De Libische regering van eenheidsregering (GNA) is in de strijd met ISIS-Libië afhankelijk van de steun van milities en legereenheden. Thans zijn enkele militieverbanden uit naam van de GNA de strijd met ISIS-Libië in de centrale kustregio rondom de plaats Sirte aangegaan. Deze milities hebben de afgelopen weken successen geboekt bij deze operaties en hebben ISIS-Libië teruggedrongen tot het centrum van Sirte. De aansturing vanuit de GNA is beperkt en nog onvoldoende. De eenheden van het aan het House of Representatives-gelieerde Libische nationale leger (LNA) die zich in een aantal plaatsen ten oosten van Sirte hebben gepositioneerd, erkennen de GNA niet en coördineren hun operaties niet met anti-ISIS operaties van de militieverbanden.

Vraag 36

Kan bevestigd worden dat illegale medische klinieken nabij de Syrische grens in Turkije strijders van de Syrische oppositie behandelen?

Antwoord vraag 36

Het kabinet is op de hoogte van de berichten hierover, maar beschikt op dit moment niet over eigenstandige informatie over de situatie.

Vraag 37

Welke rol spelen sjiitische milities in de strijd om Fallujah?

Antwoord vraag 37

De in deze omgeving aanwezige sjiitische milities beperken hun activiteiten vooralsnog tot het buitengebied rondom Fallujah. In beginsel zullen zij geen rol vervullen bij de herovering van delen van de stad.

Vraag 38

Welke rol spelen soenitische milities in de strijd om Fallujah?

Antwoord vraag 38

Soennitische milities vervullen een ondersteunende rol bij de operatie voor de herovering van Fallujah. Daarna moeten zij zorg dragen voor de openbare orde.

Vraag 39

Hoe beoordeelt u de beschuldigingen van de Koning van Jordanië (http://www.middleeasteye.net/news/jordans-king-accuses-turkey-sending-terrorists-europe-1687591648) dat Turkije – terroristen richting Europa exporteert – gelooft in een radicaal-islamitische oplossing voor de regio – strategisch niet aan onze kant staat in de strijd tegen ISIS – jihadistische groeperingen steunt in Syrië, Libië en Somalië – buitenlandse jihadisten richting Syrië laat reizen? Bent u bereid de vele beschuldigingen en bewijzen over de dubieuze rol van Turkije eindelijk eens serieus te nemen?

Vraag 40

Waarom gaat u wederom niet in op de vele bewijzen voor steun van Turkije aan ISIS? In hoeverre wordt u onder druk gezet door de migratiedeal en durft u geen antwoord te geven op vele vragen vanuit de Kamer?

Vraag 41

Klopt het dat vrijwel alle jihadisten die afreizen naar ISIS-gebied dit via een ca. 90 kilometer brede grensstrook doen tussen Turkije en gebied dat in handen is van ISIS? Zo ja, hoe beoordeelt u dit en vindt u uw eigen antwoorden nog geloofwaardig dat dit grensgebied «poreus» en de situatie «complex» zou zijn?

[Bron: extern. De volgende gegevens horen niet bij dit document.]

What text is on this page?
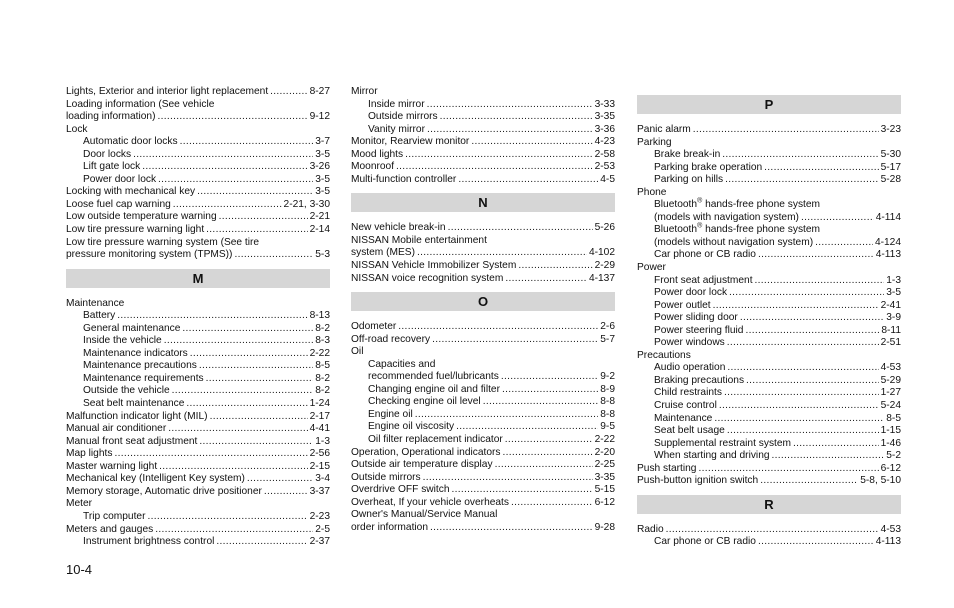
Lights, Exterior and interior light replacement .....	8-27
Loading information (See vehicle
loading information) .....	9-12
Lock
Automatic door locks .....	3-7
Door locks .....	3-5
Lift gate lock .....	3-26
Power door lock .....	3-5
Locking with mechanical key .....	3-5
Loose fuel cap warning .....	2-21, 3-30
Low outside temperature warning .....	2-21
Low tire pressure warning light .....	2-14
Low tire pressure warning system (See tire
pressure monitoring system (TPMS)) .....	5-3
M
Maintenance
Battery .....	8-13
General maintenance .....	8-2
Inside the vehicle .....	8-3
Maintenance indicators .....	2-22
Maintenance precautions .....	8-5
Maintenance requirements .....	8-2
Outside the vehicle .....	8-2
Seat belt maintenance .....	1-24
Malfunction indicator light (MIL) .....	2-17
Manual air conditioner .....	4-41
Manual front seat adjustment .....	1-3
Map lights .....	2-56
Master warning light .....	2-15
Mechanical key (Intelligent Key system) .....	3-4
Memory storage, Automatic drive positioner .....	3-37
Meter
Trip computer .....	2-23
Meters and gauges .....	2-5
Instrument brightness control .....	2-37
Mirror
Inside mirror .....	3-33
Outside mirrors .....	3-35
Vanity mirror .....	3-36
Monitor, Rearview monitor .....	4-23
Mood lights .....	2-58
Moonroof .....	2-53
Multi-function controller .....	4-5
N
New vehicle break-in .....	5-26
NISSAN Mobile entertainment
system (MES) .....	4-102
NISSAN Vehicle Immobilizer System .....	2-29
NISSAN voice recognition system .....	4-137
O
Odometer .....	2-6
Off-road recovery .....	5-7
Oil
Capacities and
recommended fuel/lubricants .....	9-2
Changing engine oil and filter .....	8-9
Checking engine oil level .....	8-8
Engine oil .....	8-8
Engine oil viscosity .....	9-5
Oil filter replacement indicator .....	2-22
Operation, Operational indicators .....	2-20
Outside air temperature display .....	2-25
Outside mirrors .....	3-35
Overdrive OFF switch .....	5-15
Overheat, If your vehicle overheats .....	6-12
Owner's Manual/Service Manual
order information .....	9-28
P
Panic alarm .....	3-23
Parking
Brake break-in .....	5-30
Parking brake operation .....	5-17
Parking on hills .....	5-28
Phone
Bluetooth® hands-free phone system
(models with navigation system) .....	4-114
Bluetooth® hands-free phone system
(models without navigation system) .....	4-124
Car phone or CB radio .....	4-113
Power
Front seat adjustment .....	1-3
Power door lock .....	3-5
Power outlet .....	2-41
Power sliding door .....	3-9
Power steering fluid .....	8-11
Power windows .....	2-51
Precautions
Audio operation .....	4-53
Braking precautions .....	5-29
Child restraints .....	1-27
Cruise control .....	5-24
Maintenance .....	8-5
Seat belt usage .....	1-15
Supplemental restraint system .....	1-46
When starting and driving .....	5-2
Push starting .....	6-12
Push-button ignition switch .....	5-8, 5-10
R
Radio .....	4-53
Car phone or CB radio .....	4-113
10-4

Antwoord op vragen 39, 40 en 41

Zoals eerder aan uw Kamer gemeld, is het kabinet bekend met de berichten over vermeende Turkse steun, op verschillende manieren, aan jihadistische organisaties. Zoals eveneens eerder meegedeeld, is de situatie aan de Turkse grens complex. De samenstelling van gewapende groeperingen is fluïde en verandert continu. Het valt in dit diffuse beeld niet uit te sluiten dat vanaf Turks grondgebied steun wordt verleend aan groeperingen die jihadistische uitgangspunten of -wortels hebben.

Zoals ook al gesteld in antwoorden op eerdere vragen, is Turkije net als Nederland actief in de anti-ISIS coalitie en heeft het de organisaties Jabhat al-Nusra en ISIS al geruime tijd op de nationale terrorismelijst staan. Tevens worden vaker dan voorheen bij binnenkomst in Turkije personen, waaronder uit Nederland, tegengehouden die voornemens zijn zich aan te sluiten bij de gewapende jihad in Syrië.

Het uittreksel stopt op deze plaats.